Dartash defends the employment of Arab lecturers, insisting that only some undergraduates are affected by language difficulties and translators will soon be employed to assist them. Other colleges overcome this problem by teaching in English.



However, it’s not only language that’s a source of trouble. "Some Arab lecturers bring up political and sectarian issues that hurt the feelings of Kurdish students," complained Sarkawt Khidhir, a dentistry student. He recalls a dispute about the Saddam trial with one lecturer who called the case unfair - which upset the students, many of whom are from families who fell victim to Saddam’s campaign against the Kurds.

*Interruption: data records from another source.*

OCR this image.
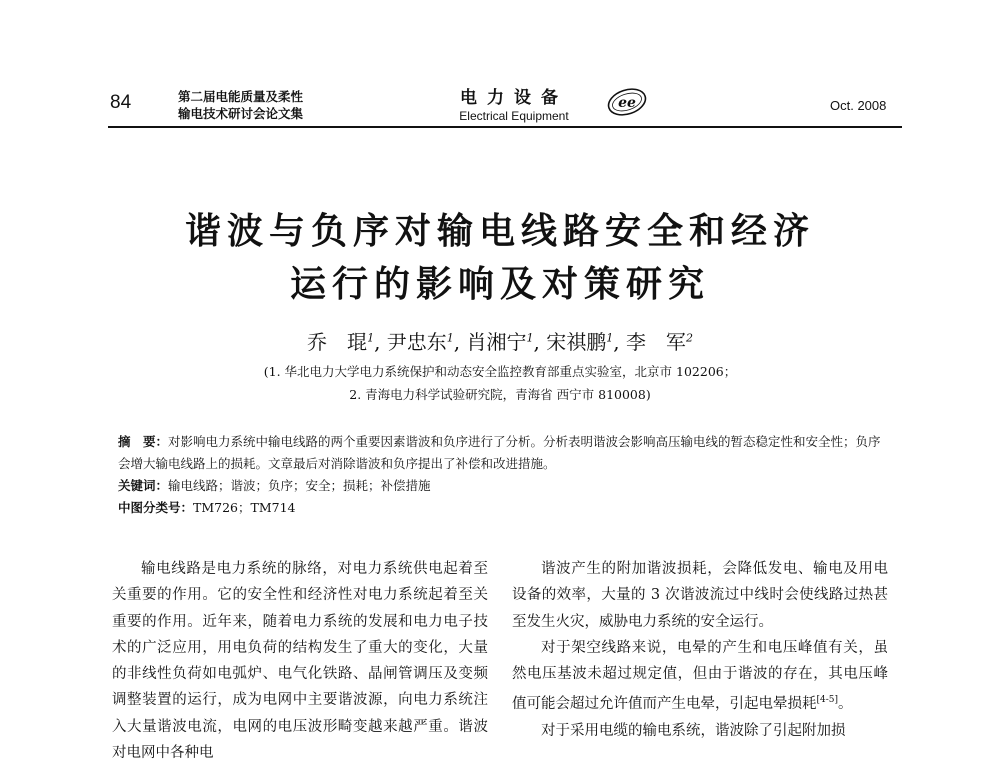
84	第二届电能质量及柔性
输电技术研讨会论文集
电力设备
Electrical Equipment
ee	Oct. 2008
谐波与负序对输电线路安全和经济
运行的影响及对策研究
乔　琨$^1$, 尹忠东$^1$, 肖湘宁$^1$, 宋祺鹏$^1$, 李　军$^2$
(1. 华北电力大学电力系统保护和动态安全监控教育部重点实验室，北京市 102206；
2. 青海电力科学试验研究院，青海省 西宁市 810008)
摘　要：对影响电力系统中输电线路的两个重要因素谐波和负序进行了分析。分析表明谐波会影响高压输电线的暂态稳定性和安全性；负序会增大输电线路上的损耗。文章最后对消除谐波和负序提出了补偿和改进措施。
关键词：输电线路；谐波；负序；安全；损耗；补偿措施
中图分类号：TM726；TM714

输电线路是电力系统的脉络，对电力系统供电起着至关重要的作用。它的安全性和经济性对电力系统起着至关重要的作用。近年来，随着电力系统的发展和电力电子技术的广泛应用，用电负荷的结构发生了重大的变化，大量的非线性负荷如电弧炉、电气化铁路、晶闸管调压及变频调整装置的运行，成为电网中主要谐波源，向电力系统注入大量谐波电流，电网的电压波形畸变越来越严重。谐波对电网中各种电

谐波产生的附加谐波损耗，会降低发电、输电及用电设备的效率，大量的 3 次谐波流过中线时会使线路过热甚至发生火灾，威胁电力系统的安全运行。

对于架空线路来说，电晕的产生和电压峰值有关，虽然电压基波未超过规定值，但由于谐波的存在，其电压峰值可能会超过允许值而产生电晕，引起电晕损耗[4-5]。

对于采用电缆的输电系统，谐波除了引起附加损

In general, though, most here agree that the relocation of Arab lecturers has more pros than cons for higher education in the Kurdistan region. Faraydoon Muheddin, deputy dean of the dentistry faculty at Sulaimaniyah University, where twelve Arab lecturers teach, values their academic skills highly. "They have been very useful,” he said, pointing out that they fill gaps in expertise.



For Baghdad students, the exodus of their lecturers is a real tragedy. Those who go are usually replaced by young, inexperienced assistant lecturers - and right now there aren’t enough senior teaching staff to supervise masters and doctoral candidates.



Ayad Abdullah, a masters student at Baghdad University’s science faculty, said he’s been through three supervisors so far. "My first, the head of the biology department, was killed, and the second left for Erbil University," he said. "It is a real major loss of scientific expertise.”



Zaineb Naji and Firman Abdul-Rahman are IWPR contributors in Iraq.



This article has been produced with support from the International Republican Institute (IRI).